When patients suffering from opiate addiction include buprenorphine in their treatment program, the public health costs of treatment are reduced. For example, a 2015 study included in Values in Health compared patients receiving buprenorphine to those not receiving any medication. Results showed that those receiving the buprenorphine had lower treatment-related costs, such as outpatient care, inpatient care, and urine tests when compared to those not taking any medication.
Retention in Treatment
Buprenorphine can help patients to stay in treatment. A 2014 study included in the Cochrane Database of Systematic Reviews found that buprenorphine was more effective than a placebo at keeping patients in treatment, even at low doses. Buprenorphine can also effectively retain prisoners in treatment upon their release back into the community. A 2016 study published by the European Opiate Addiction Treatment Association found that prisoners who took opiate agonists, including buprenorphine, were significantly more likely to stay in treatment upon their release.
Safety for Patients
Patients who are prescribed buprenorphine experience increased safety, as evidenced by lower mortality risk. Prisoners included in the 2016 study by the European Opiate Addiction Treatment Association were less likely to die in the four weeks following release when they were given buprenorphine prior to discharge from prison. In addition, a 2013 study in the American Journal of Public Health found that buprenorphine was associated with a significant decrease in heroin overdose deaths in Baltimore, Maryland, between 1995 and 2009.
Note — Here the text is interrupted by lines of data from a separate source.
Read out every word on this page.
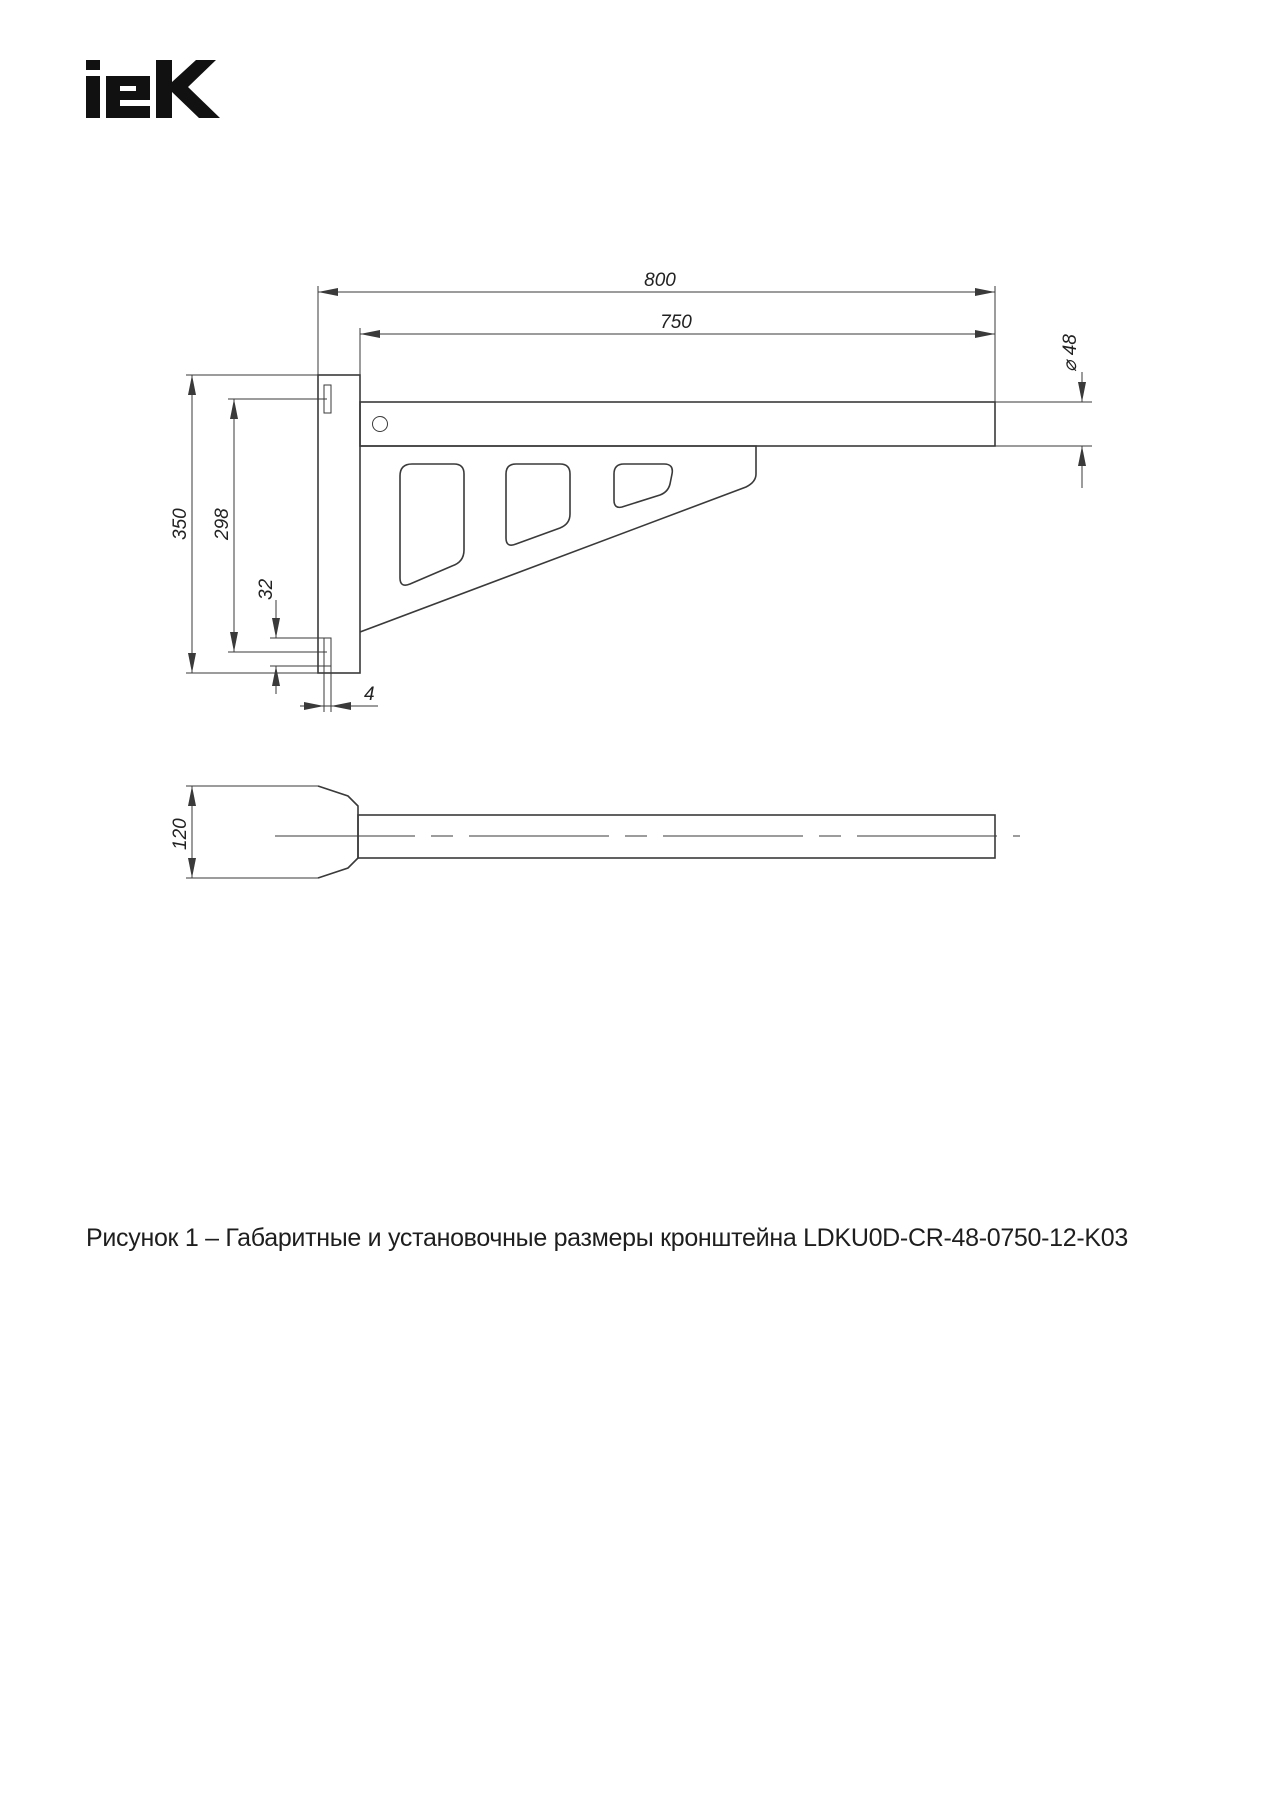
800
750
⌀ 48
350 298
32
4
120
Рисунок 1 – Габаритные и установочные размеры кронштейна LDKU0D-CR-48-0750-12-K03
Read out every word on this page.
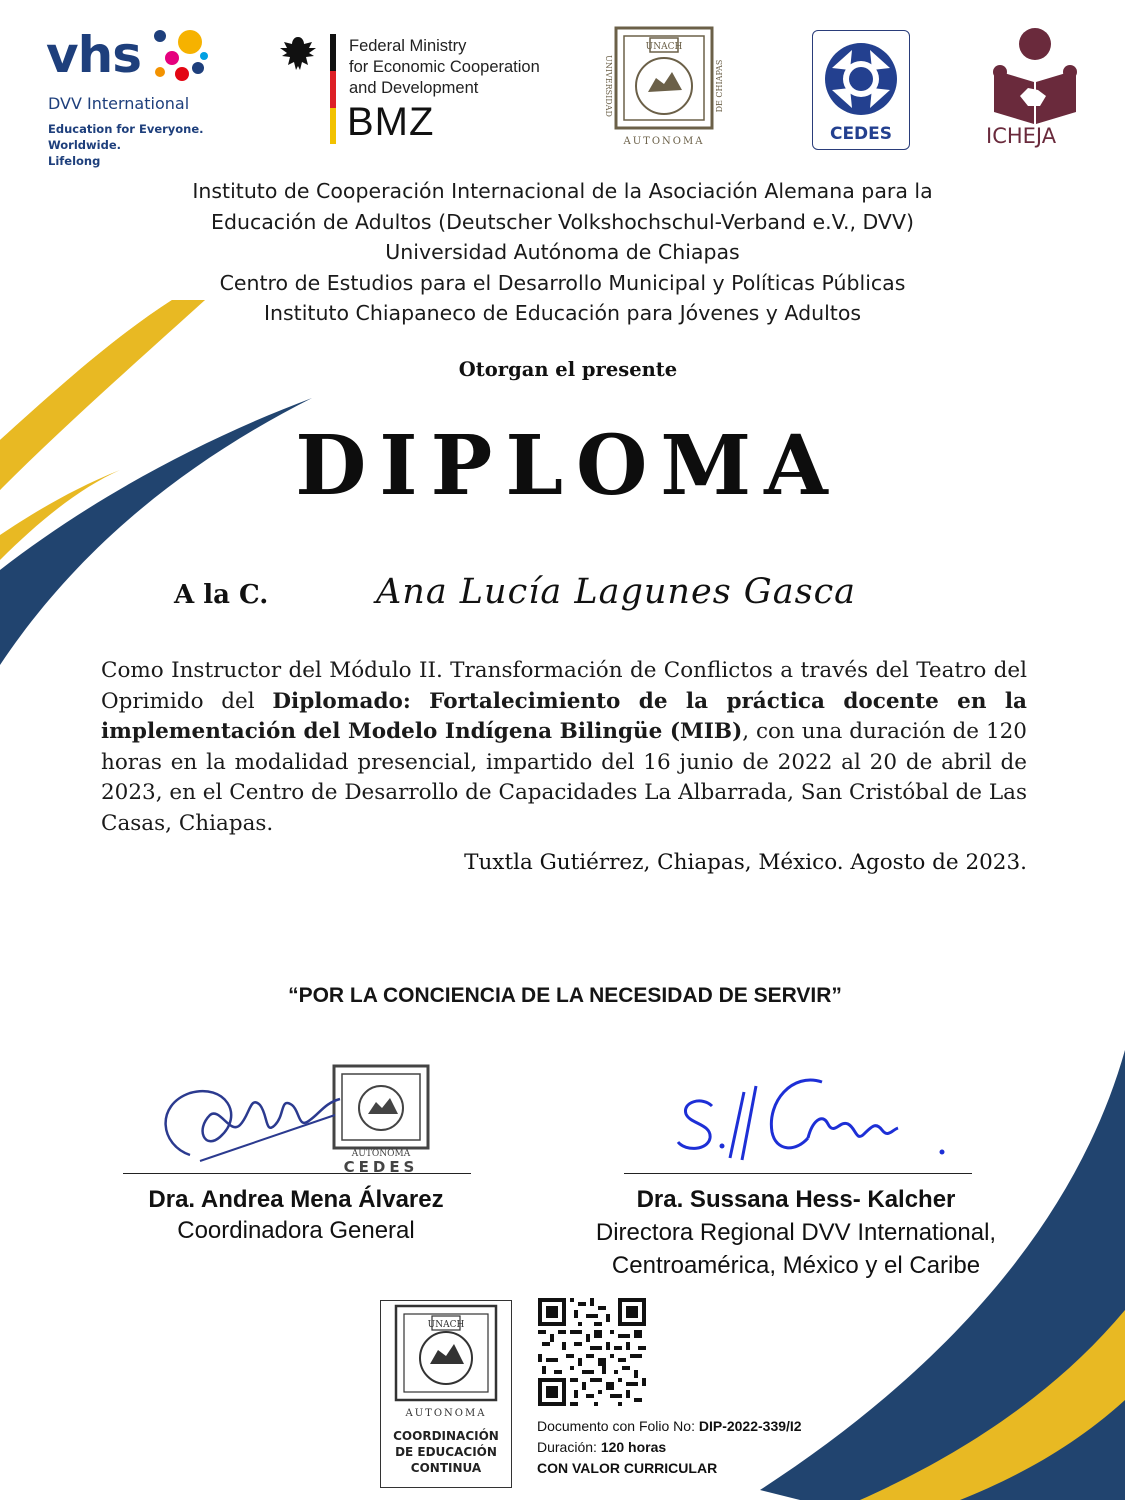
vhs
DVV International
Education for Everyone. Worldwide.
Lifelong
Federal Ministry
for Economic Cooperation
and Development
BMZ
UNACH
UNIVERSIDAD	DE CHIAPAS
AUTONOMA	CEDES	ICHEJA
Instituto de Cooperación Internacional de la Asociación Alemana para la
Educación de Adultos (Deutscher Volkshochschul-Verband e.V., DVV)
Universidad Autónoma de Chiapas
Centro de Estudios para el Desarrollo Municipal y Políticas Públicas
Instituto Chiapaneco de Educación para Jóvenes y Adultos
Otorgan el presente
DIPLOMA
A la C.	Ana Lucía Lagunes Gasca
Como Instructor del Módulo II. Transformación de Conflictos a través del Teatro del Oprimido del Diplomado: Fortalecimiento de la práctica docente en la implementación del Modelo Indígena Bilingüe (MIB), con una duración de 120 horas en la modalidad presencial, impartido del 16 junio de 2022 al 20 de abril de 2023, en el Centro de Desarrollo de Capacidades La Albarrada, San Cristóbal de Las Casas, Chiapas.
Tuxtla Gutiérrez, Chiapas, México. Agosto de 2023.
“POR LA CONCIENCIA DE LA NECESIDAD DE SERVIR”
AUTONOMA
CEDES
Dra. Andrea Mena Álvarez
Coordinadora General
Dra. Sussana Hess- Kalcher
Directora Regional DVV International,
Centroamérica, México y el Caribe
UNACH
AUTONOMA
COORDINACIÓN
DE EDUCACIÓN
CONTINUA
Documento con Folio No: DIP-2022-339/I2
Duración: 120 horas
CON VALOR CURRICULAR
Reduction in Illicit Opiate Use
Buprenorphine has been shown to be effective in stopping patients from using illicit opiates. The 2014 study in the Cochrane Database of Systematic Reviews found that at high doses, buprenorphine reduced opiate use significantly more than a placebo. A 2014 study published in the journal Addiction found that patients were less likely to test positive for opiates during the first four weeks of treatment when they were prescribed buprenorphine, compared to those who were taking methadone. In 2011, researchers for Drug and Alcohol Dependence followed women involved with the criminal justice system and found that after 12 weeks of buprenorphine treatment, only 33 percent of patients tested positive for opiates, whereas 92 percent of those receiving a placebo tested positive.
Enhanced Treatment Outcomes
Patients who are taking buprenorphine experience better outcomes than do patients engaging in counseling alone. A 2008 study in the Journal of the American Medical Association found that young adults who received buprenorphine in conjunction with counseling experienced significantly better outcomes than patients who underwent a standard treatment consisting of detox and counseling. Specifically, those who took buprenorphine for 12 weeks were less likely to use illicit drugs and less likely to engage in intravenous drug use.
Improved outcomes make buprenorphine an integral part of treatment for opiate addiction. Additional benefits, such as cost-effectiveness, reduction in illicit drug use, decreased mortality risk, and retention in treatment indicate that buprenorphine plays an important role in combating opiate abuse. When added to traditional therapies, buprenorphine can be the difference between recovery and recidivism to drug use.